Former President Donald Trump on Monday released a letter he received from a former federal prosecutor in Pennsylvania last month, outlining how the attorney was allegedly pressured by former Attorney General William Barr against investigating claims of voter fraud and election irregularities in the state.
William M. McSwain, who served as the chief federal law enforcement officer in the Eastern District of Pennsylvania from April 2018 to January 2021, addressed a letter (pdf) to Trump on June 9 outlining his allegations.
“U.S. Attorney from the Eastern District of Pennsylvania was precluded from investigating election fraud allegations. Outrageous!” the former president said in a statement releasing the letter.
McSwain in his letter to the former president expressed his discontent with the instructions he said he received from Barr following the November 2020 presidential election.
“President Trump, you were right to be upset about the way the Democrats ran the 2020 election in Pennsylvania,” McSwain wrote.
“On Election Day and afterwards, our Office received various allegations of voter fraud and election irregularities,” he continued. “As part of my responsibilities as U.S. Attorney, I wanted to be transparent with the public and, of course, investigate fully any allegations.”

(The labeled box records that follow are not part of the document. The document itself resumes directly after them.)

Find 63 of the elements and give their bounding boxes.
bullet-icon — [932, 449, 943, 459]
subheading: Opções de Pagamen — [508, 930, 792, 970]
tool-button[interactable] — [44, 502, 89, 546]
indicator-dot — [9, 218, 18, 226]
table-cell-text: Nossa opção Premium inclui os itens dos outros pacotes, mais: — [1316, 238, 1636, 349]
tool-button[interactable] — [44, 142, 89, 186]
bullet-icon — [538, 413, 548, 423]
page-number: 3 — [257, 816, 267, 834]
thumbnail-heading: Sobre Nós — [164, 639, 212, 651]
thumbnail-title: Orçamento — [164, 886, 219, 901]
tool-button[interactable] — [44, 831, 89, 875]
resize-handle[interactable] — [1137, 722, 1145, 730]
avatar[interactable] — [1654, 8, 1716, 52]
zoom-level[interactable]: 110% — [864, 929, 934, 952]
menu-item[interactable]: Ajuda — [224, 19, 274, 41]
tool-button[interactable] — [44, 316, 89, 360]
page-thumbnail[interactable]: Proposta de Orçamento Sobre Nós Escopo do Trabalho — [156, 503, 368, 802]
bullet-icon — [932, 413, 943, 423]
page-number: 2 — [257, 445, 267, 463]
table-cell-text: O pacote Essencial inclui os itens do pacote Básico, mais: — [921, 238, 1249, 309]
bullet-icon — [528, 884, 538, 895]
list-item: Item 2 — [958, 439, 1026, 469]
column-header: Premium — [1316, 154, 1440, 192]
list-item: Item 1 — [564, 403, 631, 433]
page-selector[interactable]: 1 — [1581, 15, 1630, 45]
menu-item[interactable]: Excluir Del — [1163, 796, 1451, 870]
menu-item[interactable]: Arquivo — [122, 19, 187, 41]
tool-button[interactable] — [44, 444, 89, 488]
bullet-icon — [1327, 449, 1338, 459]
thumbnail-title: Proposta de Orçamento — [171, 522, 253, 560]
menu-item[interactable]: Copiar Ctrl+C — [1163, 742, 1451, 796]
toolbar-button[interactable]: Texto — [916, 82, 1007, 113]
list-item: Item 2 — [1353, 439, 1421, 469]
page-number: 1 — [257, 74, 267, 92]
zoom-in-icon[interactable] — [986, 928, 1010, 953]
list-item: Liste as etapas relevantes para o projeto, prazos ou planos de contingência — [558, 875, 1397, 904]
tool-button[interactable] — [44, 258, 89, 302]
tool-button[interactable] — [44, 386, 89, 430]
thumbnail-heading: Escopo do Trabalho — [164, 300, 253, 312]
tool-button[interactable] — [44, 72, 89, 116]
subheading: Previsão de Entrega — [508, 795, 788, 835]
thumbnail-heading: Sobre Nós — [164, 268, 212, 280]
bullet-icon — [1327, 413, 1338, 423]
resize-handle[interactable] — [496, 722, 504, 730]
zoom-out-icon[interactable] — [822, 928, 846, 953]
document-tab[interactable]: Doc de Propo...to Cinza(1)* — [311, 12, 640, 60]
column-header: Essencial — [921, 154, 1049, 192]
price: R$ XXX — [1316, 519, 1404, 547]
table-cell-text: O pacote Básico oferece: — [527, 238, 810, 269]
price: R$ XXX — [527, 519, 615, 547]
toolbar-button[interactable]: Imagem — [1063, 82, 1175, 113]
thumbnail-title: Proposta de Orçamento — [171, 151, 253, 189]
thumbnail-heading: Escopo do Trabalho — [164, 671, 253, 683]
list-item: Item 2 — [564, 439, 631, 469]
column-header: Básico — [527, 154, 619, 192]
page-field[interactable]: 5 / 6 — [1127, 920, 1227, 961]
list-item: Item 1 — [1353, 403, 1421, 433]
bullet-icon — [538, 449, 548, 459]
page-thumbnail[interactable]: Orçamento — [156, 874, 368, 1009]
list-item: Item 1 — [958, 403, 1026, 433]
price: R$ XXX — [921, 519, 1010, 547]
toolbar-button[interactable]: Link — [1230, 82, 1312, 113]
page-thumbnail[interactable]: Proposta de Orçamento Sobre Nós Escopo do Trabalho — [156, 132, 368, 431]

“Attorney General Barr, however, instructed me not to make any public statements or put out any press releases regarding possible election irregularities,” the former state attorney added. “I was also given a directive to pass along serious allegations to the State Attorney General for investigation—the same State Attorney General who had already declared that you could not win.”
Days before the presidential election last year, Pennsylvania Attorney General Josh Shapiro wrote on Twitter that “Trump is going to lose” if “all the votes are added up” in Pennsylvania.
McSwain said that while he “disagreed with that decision,” he did as instructed as “those were my orders.”